Hamzah berjalan menghampiri Salman, Saifullah dan Ameer. Laki-laki bertubuh tinggi semampai, kurus itu tersenyum dengan matanya yang menggenang. Ia pun ikut berbaur, dan mencuci piring, gelas secepat kilat. Terkadang, kerap merasa aneh karena orang yang tak sedarah lalu memberi kita pelajaran berupa wejangan meski hal yang terucap dari mulutnya itu pun begitu menyakitkan hati, hingga mengeras seperti batu. Namun mereka masih bersedia memberi welas asih ketika kita tak bisa melakukannya seorang diri dan mereka cepat kaki ringan tangan tanpa berpilih kasih.

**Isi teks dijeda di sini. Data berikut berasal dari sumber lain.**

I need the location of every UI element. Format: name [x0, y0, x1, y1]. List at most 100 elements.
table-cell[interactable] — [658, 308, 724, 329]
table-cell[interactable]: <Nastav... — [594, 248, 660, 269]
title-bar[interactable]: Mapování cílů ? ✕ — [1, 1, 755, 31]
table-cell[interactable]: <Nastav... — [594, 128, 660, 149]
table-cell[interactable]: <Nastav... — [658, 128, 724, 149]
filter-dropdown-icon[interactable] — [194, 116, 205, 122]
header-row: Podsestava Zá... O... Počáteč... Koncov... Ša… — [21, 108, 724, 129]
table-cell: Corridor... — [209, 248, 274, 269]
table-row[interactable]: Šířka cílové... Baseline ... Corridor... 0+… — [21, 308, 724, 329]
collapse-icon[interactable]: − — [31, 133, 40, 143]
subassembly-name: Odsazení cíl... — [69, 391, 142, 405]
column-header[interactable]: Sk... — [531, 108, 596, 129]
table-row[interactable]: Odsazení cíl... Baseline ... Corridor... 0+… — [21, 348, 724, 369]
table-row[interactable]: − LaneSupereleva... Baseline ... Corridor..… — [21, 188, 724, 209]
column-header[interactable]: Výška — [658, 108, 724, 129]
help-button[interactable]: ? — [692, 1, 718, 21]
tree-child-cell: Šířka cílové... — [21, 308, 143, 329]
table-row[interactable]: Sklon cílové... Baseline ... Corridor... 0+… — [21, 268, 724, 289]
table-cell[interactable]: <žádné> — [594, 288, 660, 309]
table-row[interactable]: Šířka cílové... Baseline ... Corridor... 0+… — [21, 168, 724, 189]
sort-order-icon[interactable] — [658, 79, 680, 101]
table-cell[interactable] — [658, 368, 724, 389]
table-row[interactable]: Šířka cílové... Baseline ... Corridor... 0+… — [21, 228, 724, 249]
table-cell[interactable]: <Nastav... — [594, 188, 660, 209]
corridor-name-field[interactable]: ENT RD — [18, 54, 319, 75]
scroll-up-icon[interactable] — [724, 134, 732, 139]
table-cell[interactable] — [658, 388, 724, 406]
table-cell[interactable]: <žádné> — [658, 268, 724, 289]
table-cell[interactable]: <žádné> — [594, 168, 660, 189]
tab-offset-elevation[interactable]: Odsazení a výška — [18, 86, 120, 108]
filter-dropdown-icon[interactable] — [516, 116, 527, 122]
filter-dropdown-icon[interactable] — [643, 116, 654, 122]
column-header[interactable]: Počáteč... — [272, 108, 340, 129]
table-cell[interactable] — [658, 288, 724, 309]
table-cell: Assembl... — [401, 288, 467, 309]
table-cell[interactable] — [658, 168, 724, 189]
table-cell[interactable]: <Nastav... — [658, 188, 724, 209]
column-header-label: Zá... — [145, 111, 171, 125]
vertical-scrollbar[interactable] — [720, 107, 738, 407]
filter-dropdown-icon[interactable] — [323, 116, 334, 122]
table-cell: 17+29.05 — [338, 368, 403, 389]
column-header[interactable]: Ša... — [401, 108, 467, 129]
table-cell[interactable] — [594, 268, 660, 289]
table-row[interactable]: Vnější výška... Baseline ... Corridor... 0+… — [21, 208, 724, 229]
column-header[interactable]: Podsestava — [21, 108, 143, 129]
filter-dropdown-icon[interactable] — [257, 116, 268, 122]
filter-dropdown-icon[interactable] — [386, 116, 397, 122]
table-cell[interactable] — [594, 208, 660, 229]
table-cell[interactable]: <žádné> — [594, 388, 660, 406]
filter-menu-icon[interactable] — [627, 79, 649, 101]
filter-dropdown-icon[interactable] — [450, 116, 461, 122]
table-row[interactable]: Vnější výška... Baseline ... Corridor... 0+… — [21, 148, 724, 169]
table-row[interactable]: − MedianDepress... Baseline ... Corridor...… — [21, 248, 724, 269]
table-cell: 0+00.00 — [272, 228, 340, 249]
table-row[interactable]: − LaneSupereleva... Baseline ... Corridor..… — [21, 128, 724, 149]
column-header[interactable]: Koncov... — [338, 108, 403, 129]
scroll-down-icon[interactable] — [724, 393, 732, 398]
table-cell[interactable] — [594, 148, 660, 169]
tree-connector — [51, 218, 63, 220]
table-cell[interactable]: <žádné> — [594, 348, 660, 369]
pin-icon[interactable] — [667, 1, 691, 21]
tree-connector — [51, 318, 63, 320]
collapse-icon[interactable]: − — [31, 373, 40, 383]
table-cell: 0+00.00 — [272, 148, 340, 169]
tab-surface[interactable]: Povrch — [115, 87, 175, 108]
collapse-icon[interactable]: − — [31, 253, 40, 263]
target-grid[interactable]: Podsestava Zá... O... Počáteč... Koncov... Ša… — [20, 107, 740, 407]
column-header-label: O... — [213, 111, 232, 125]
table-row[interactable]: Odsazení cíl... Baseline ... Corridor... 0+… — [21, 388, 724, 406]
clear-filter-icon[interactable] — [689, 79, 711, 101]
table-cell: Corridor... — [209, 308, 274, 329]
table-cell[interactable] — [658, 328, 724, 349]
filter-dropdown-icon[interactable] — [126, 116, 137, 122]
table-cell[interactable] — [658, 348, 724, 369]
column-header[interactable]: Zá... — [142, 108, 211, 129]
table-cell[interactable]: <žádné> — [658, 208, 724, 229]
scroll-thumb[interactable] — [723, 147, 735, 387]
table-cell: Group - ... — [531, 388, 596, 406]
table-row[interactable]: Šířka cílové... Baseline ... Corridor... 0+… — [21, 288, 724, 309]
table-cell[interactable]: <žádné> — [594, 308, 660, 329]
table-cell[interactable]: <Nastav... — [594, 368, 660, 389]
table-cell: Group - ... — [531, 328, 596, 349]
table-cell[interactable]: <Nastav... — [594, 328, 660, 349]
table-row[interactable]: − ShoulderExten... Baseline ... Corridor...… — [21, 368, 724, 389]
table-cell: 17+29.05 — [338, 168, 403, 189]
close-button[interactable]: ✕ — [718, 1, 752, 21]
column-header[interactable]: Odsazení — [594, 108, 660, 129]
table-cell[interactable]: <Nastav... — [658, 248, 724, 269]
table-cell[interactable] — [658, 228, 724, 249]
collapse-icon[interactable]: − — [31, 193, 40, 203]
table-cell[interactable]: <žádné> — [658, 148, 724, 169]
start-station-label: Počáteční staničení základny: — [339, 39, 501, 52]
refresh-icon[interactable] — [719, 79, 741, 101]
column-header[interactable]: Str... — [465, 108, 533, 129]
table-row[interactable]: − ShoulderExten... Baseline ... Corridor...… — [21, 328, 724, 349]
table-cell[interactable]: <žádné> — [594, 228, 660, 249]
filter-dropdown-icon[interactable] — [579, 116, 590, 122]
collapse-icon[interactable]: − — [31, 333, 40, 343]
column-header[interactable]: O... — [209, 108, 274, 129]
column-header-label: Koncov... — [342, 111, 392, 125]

Tinggal menghitung hari, para santri pondok pesantren AT-TAQWA akan mengikuti ujian tryout untuk Madrasah Aliyah. Momen yang sangat dinanti-nantikan oleh setiap santri yang mondok, dan di pondok pesantren AT-TAQWA ini memberikan kesempatan bagi para santri untuk meminta doa restu pada kedua orang tua, begitu sebaliknya menjadi momen sakral pertemuan antara orang tua dan anak yang sudah lama tak bertatap muka. Para santri begitu gembira menyambut ujian tryout sekolah, mereka juga tak sabar segera bertemu dengan kedua orang tua masing-masing. Sebelum ujian tryout dilaksanakan, pihak pondok pesantren akan mengadakan pembacaan yasin, tahlil dan istighosah bersama di halaman pondok pesantren yang akan diikuti oleh seluruh masyarakat pondok dan para wali murid. Ketiga santri penghuni asrama Sunan Gunung Jati mulai menyetrika pakaian terbaiknya, dari mencuci peci, lalu saling mengantre untuk menyetrika baju, dan sarung. Saifullah menyoroti wajah salah seorang teman asramanya yang sejak diumumkannya ujian tryout sekolah terus berdiam diri. Salman yang wajahnya kosong, sekosong jiwanya. Ia pun duduk di samping lelaki yang tengah merenung itu. Sedangkan Ameer dan Hamzah sibuk menjemur peci masing-masing.
"Jujur nih yah! Gue tuh lebih suka muka Lo kalau lagi tengil gitu. Pelatih silat kok galau-galauan!" sindir Saifullah, Salman masih terdiam, "Mau Gue cuci dan setrikain nggak, tuh baju?" Salman benar-benar tak ingin menggubris perkataan laki-laki di sampingnya itu. Salah seorang santri berdiri di ambang pintu sambil meneriaki nama Saifullah.
Santri itu membawa pesan dari Mas Bassam agar Saifullah segera turun untuk melakukan persiapan berlatih alberzanji dengan para santri yang mengikuti ekstrakulikuler tersebut dan akan tampil sebelum acara doa bersama berlangsung.
Mas Bassam merasa gelisah, karena Saifullah tak kunjung menyembul dari balik pintu masuk asrama putra. Salman berdiri dari tempatnya duduk, lalu menghela napas pelan.
"Gue enggak bisa ikut ujian tryout ini!" ucap Salman merunduk. Semua santri di dalam asrama itu saling pandang dan melongo.